Founded as a secret organization of Philadelphia garment cutters in 1869, the Knights of Labor was an early federation of organized labor with more than 15,000 local assemblies by 1889 and a peak membership of more than 7 million in 1886. Between 1875 and 1890, the Knights organized more than 330 local assemblies in 170 communities in Indiana, including 36 in Indianapolis.

The first Indianapolis assembly, No. 141, was led by Calvin Light, a printer and the editor of the Workingman’s Map. Light and Lycurgus P. McCormack, who became Master Workman of Local Assembly 141 in 1880, were active in the Workingmen’s party and leaders of protests by the unemployed in Indianapolis in 1876 and 1877.

During the early 1880s, the Indianapolis Knights expanded to 18 local assemblies under the leadership of Samuel H. Leffingwell, also a printer and editor of the labor paper Our Organette. The local Knights were active supporters of a national strike of telegraphers in 1883-1884 and joined International Typographical Union Local No. 1 in strikes against the Indianapolis Journal in 1884 and the Journal and the Sentinel in 1887.

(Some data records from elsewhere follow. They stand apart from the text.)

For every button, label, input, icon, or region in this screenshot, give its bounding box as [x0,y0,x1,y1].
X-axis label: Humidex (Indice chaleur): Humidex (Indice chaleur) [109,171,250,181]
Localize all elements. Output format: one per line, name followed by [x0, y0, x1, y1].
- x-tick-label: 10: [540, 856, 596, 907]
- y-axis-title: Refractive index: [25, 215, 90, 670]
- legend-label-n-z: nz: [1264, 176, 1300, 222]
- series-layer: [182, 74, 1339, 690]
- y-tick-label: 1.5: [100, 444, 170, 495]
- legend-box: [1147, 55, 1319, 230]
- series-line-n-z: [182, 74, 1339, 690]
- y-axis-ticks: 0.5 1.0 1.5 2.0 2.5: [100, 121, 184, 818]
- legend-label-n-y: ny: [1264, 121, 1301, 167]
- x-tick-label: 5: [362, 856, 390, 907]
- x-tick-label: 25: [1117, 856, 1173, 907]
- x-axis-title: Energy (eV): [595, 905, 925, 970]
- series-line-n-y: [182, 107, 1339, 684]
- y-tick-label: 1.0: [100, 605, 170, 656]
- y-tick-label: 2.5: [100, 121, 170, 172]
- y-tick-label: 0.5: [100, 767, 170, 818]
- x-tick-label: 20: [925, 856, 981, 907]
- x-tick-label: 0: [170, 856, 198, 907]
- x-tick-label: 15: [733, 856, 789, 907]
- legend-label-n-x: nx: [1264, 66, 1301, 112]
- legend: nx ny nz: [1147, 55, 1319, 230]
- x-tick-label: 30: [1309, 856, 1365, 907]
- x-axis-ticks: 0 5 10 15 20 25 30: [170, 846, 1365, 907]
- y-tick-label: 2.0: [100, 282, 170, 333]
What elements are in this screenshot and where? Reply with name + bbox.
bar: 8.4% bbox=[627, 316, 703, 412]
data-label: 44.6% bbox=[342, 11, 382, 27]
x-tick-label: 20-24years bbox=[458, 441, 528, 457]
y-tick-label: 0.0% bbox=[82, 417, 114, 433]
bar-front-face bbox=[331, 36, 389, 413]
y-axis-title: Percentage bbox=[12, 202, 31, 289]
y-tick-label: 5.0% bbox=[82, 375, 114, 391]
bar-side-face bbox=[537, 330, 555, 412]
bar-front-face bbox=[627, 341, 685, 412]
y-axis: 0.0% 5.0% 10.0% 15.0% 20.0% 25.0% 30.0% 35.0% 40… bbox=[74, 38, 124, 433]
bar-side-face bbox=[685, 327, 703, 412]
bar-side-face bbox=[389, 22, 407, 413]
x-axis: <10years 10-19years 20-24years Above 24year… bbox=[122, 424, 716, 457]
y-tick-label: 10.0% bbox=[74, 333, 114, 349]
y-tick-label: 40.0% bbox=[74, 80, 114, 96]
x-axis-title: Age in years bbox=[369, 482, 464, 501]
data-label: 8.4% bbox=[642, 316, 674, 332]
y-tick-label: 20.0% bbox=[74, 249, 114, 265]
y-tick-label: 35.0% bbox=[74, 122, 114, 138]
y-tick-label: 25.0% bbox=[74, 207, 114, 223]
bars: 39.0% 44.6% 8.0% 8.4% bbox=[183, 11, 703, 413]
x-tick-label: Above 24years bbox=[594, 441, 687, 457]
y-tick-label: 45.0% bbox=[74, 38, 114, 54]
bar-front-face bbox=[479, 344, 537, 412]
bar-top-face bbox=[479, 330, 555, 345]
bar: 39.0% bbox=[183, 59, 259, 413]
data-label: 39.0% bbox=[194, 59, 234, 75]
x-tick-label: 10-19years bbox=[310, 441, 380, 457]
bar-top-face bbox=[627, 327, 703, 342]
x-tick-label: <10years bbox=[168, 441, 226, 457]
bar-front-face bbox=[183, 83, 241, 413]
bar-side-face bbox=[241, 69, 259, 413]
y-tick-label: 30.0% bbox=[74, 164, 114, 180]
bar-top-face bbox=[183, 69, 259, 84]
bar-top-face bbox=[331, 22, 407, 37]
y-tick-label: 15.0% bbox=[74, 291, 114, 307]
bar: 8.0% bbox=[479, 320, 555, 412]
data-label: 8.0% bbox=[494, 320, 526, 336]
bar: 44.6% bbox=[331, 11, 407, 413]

The following trades organized local assemblies in Indianapolis during this period: coopers, printers, telegraph operators, barbers, varnishers, plumbers, ironworkers, stonecutters, horseshoers and blacksmiths, bakers, machinery molders, hod carriers (laborers hired to carry bricks, mortar, and other building materials), machinists, furniture workers, salesmen and clerks, saw makers, wheelmakers, and bookbinders. In 1886, they helped organize the first Labor Day Celebration and parade in Indianapolis.

As the Knights grew in strength, they became increasingly involved in politics. Under the leadership of Thomas Gruelle, editor of the Labor Signal, they campaigned vigorously against Republican Benjamin Harrison in the 1888 presidential campaign and helped persuade the majority of voters in his home county Marion County, to vote Democratic. The Knights also elected 14 members to the state legislature in 1888 and were largely responsible for a substantial amount of reform legislation, including the enactment of an eight-hour day in 1889.

The Knights exhibited considerable strength in Indianapolis from 1886 to 1889 and cooperated with the local trade unions belonging to the newly formed American Federation of Labor. However, Indianapolis members also became disenchanted with the national leadership of the Knights, partly because the national leaders had supported Harrison in 1888 but even more because they reinstated J. P. Kelleher, a retail merchant who had been expelled for breaking an early closing agreement with the assembly to which his employees belonged. By 1890, all but six local assemblies had turned in their charters, and most of them became Federal Labor Unions or local unions of affiliates of the American Federation of Labor.